By Jeffrey Albertson, Jr./Atlanta, GA. 26 May 2017
Back in February, President Donald Trump signed a presidential memorandum on the Fiduciary Rule, directing the Department of Labor to delay implementation for 180 days to “examine” the impact on American’s access to retirement and financial advice. Almost a fortnight after the memorandum, then Nominee for Labor Department Secretary Andrew Puzder withdrew from nomination after records from his 1988 divorce revealed spousal abuse accusations. It should be noted however, that his ex-wife later recanted those accusations, but a video from the “The Oprah Winfrey Show” ultimately dissuaded Republican and Democratic Senators.
Mr. Trump’s second nominee R. Alexander Acosta, the then dean of Florida International University College of Law and former U.S. Attorney was confirmed on April 27 by a 60-38 vote. While at one time deregulation of the financial services industry may have been a preeminent issue, the on-going investigation into alleged Russian hacking has sided lined the Trump Administration’s domestic legislative agenda. Writing in the Wall Street Journal earlier this week, Labor Secretary Acosta indicated the rule will remain unchanged during partial implementation on June 9, because of “no principled legal basis,” but will be opened to public notice and comment in accordance with the Administrative Procedures Act before complete roll-out on January 1, 2018. Mr. Acosta suggested the Securities and Exchange Commission (SEC), which declined to open the initial rule-making process on the Fiduciary Rule, “has critical expertise” in regulation of the financial services industry and would be better suited than the Department of Labor.

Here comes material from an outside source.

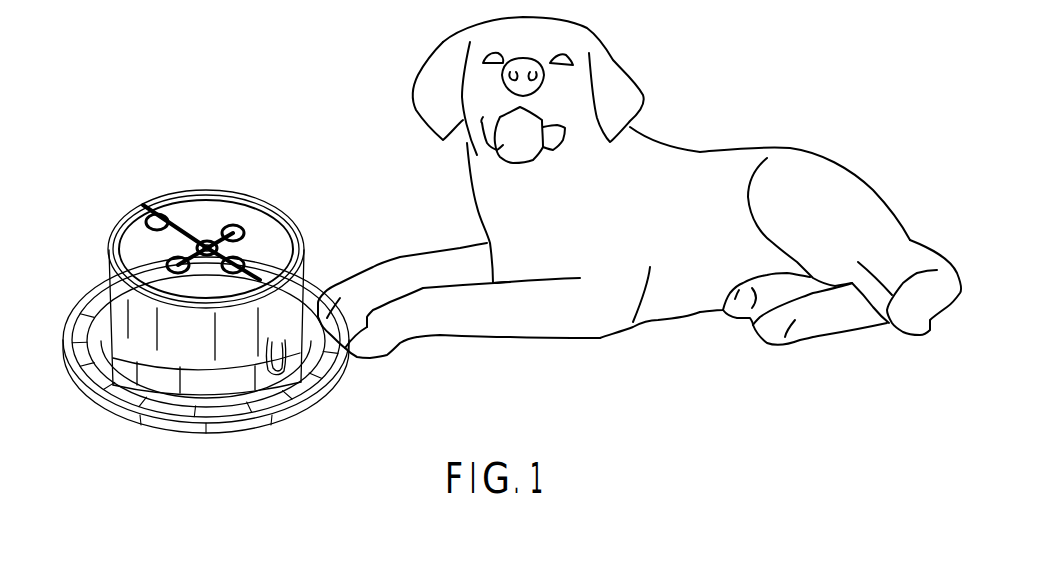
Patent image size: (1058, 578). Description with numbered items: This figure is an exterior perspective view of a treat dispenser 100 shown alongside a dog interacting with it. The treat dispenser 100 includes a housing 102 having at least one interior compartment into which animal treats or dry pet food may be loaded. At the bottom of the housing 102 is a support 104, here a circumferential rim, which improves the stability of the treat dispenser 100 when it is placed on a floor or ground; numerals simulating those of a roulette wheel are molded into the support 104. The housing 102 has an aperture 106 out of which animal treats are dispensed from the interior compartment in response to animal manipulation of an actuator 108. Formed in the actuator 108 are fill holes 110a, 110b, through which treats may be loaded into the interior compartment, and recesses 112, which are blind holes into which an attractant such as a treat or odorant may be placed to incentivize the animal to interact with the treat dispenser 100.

The Fiduciary Rule requires that brokers giving retirement advice and selling investments must comply with the “best interest fiduciary standard,” which requires putting a client’s interests above their own. The best-interest standard would end the common industry practice of steering clients into high-priced strategies and products, even when comparable lower-cost options are available. Last May, Congress passed joint-resolution seeking to nullify the rule, but did not have the votes to override President Barack Obama’s veto. In the days after the President’s memo, Chief Judge Barbara Lynn of the U.S. District Court for the Northern District of Texas issued an 81-page ruling that “put a stake through the heart of [the financial] industry’s efforts to destroy this common-sense rule,” said the legal director of Better Markets told Reuters. The Department of Labor has successfully defended the rule three times; in Washington, D.C., Kansas, and most recently in Texas.